Since the late 1970s, the growth of the financial sector has accelerated in most advanced economies. At the same time however, there has been considerable cross-country heterogeneity underlying this aggregate trend. As a result, on the eve of the 2008 financial crisis, the size of the financial sector differed markedly across countries. And yet, the determinants of both the strong growth in the financial sector, and the divergence across countries, are so far not well understood. This project aims to fill this void using the toolkit of quantitative economic history. Specifically, we will study the long-run growth of the financial sector in 15 advanced economies since the late 19th century and analyze the structural change of financial intermediation over time. Such a historical cross-country perspective will allow us to distinguish between country-specific and cross-country developments and will therefore provide a better understanding of the causes and consequences of these changes.
We will study the growth of the financial sector in the Western world in three steps:
- The main function of finance is the provision and trading of financial instruments.
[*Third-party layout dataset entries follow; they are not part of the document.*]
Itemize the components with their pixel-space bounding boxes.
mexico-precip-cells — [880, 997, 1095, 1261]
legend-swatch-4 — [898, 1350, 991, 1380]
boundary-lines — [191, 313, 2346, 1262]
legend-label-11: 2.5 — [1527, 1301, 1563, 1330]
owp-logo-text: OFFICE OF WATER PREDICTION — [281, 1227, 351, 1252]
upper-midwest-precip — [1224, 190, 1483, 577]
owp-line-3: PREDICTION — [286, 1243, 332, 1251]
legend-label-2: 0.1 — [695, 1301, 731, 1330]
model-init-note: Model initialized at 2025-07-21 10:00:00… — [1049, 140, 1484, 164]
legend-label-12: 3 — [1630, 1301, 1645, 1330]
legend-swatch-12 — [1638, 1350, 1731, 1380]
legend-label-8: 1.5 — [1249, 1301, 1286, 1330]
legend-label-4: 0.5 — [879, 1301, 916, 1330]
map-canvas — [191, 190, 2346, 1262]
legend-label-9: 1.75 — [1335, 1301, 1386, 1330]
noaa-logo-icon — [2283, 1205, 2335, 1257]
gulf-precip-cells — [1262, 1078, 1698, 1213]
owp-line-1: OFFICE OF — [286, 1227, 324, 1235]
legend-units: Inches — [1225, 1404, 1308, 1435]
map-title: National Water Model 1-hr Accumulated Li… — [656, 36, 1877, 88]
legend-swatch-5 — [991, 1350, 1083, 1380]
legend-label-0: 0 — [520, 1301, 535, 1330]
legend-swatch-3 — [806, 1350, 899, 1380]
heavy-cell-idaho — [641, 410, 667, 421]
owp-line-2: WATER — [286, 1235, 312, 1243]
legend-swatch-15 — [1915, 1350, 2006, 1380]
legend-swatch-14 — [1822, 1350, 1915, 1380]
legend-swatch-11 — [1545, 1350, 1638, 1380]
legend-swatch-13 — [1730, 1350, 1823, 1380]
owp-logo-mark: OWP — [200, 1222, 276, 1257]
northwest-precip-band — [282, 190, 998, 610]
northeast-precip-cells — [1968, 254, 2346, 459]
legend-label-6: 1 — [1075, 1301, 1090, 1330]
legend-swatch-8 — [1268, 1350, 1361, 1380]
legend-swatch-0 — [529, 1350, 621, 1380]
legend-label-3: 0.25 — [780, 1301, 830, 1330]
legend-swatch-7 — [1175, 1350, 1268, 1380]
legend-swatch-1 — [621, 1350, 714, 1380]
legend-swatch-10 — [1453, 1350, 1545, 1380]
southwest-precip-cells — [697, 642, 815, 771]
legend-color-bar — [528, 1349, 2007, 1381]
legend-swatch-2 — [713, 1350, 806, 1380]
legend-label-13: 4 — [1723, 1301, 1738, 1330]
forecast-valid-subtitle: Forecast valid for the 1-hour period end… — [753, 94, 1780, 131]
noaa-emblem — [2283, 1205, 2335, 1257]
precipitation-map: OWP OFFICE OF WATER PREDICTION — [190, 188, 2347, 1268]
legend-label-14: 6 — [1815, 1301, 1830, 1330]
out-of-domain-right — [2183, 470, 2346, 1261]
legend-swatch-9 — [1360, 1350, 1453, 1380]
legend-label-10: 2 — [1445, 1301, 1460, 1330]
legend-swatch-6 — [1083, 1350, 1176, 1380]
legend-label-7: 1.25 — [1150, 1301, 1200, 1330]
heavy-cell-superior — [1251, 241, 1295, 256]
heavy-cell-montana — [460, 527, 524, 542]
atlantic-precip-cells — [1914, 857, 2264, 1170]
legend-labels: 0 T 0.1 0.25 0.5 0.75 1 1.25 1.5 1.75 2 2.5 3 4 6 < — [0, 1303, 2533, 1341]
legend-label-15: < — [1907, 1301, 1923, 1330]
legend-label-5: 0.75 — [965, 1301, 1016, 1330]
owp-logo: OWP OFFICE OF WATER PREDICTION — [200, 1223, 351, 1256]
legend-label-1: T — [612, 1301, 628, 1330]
In this process, financial intermediation pools the risks and transfers resources across time, from actors who have them to those who need them. The costs of these services, and hence the income of the financial sector, has varied substantially over the past century and has increased particularly strongly during the last few decades (Philippon, 2015). This part of the research project analyzes the evolution of the income and profits from financial intermediation for 15 OECD economies from 1870 to today based on historical national accounts and other historical sources. These data will help us to systematically understand the growth of the financial sector throughout the Western world.
- Examining the value added of the financial sector provides only one perspective on the growth of finance since the late 19th century. In the second part of the project, we will analyze the evolution of the sector’s output, i.e. the production of financial services for households and businesses. We are particularly interested in two main questions: First, how has the volume of financial intermediation changed over the past 140 years? And second, what is the relative importance of equity and debt financing in this development?
- Much of the growth of finance has taken place relatively recently, during the decades following 1970. The third part of the project zooms in on these past four decades to study the country-specific determinants of this trend. We will particularly focus on the following two driving factors (Greenwood and Scharfstein, 2013). First we will examine the growth of professional asset management. It is important to note that the increase in financial assets under professional management was directly related to changes in the structure of pension systems, i.e. from contribution-based to funded pension schemes. As a second main determinant, we will study the expansion of household credit since the 1970s. The empirical evidence shows that most of this increase was associated with an increase in mortgage debt of households (Jorda, Schularick and Taylor, 2016). For a comprehensive historical analysis of these two factors it is thus essential to analyze the political factors that fostered these structural changes and study the interaction of the growth of finance with other secular trends, such as the rise in income inequality and globalization.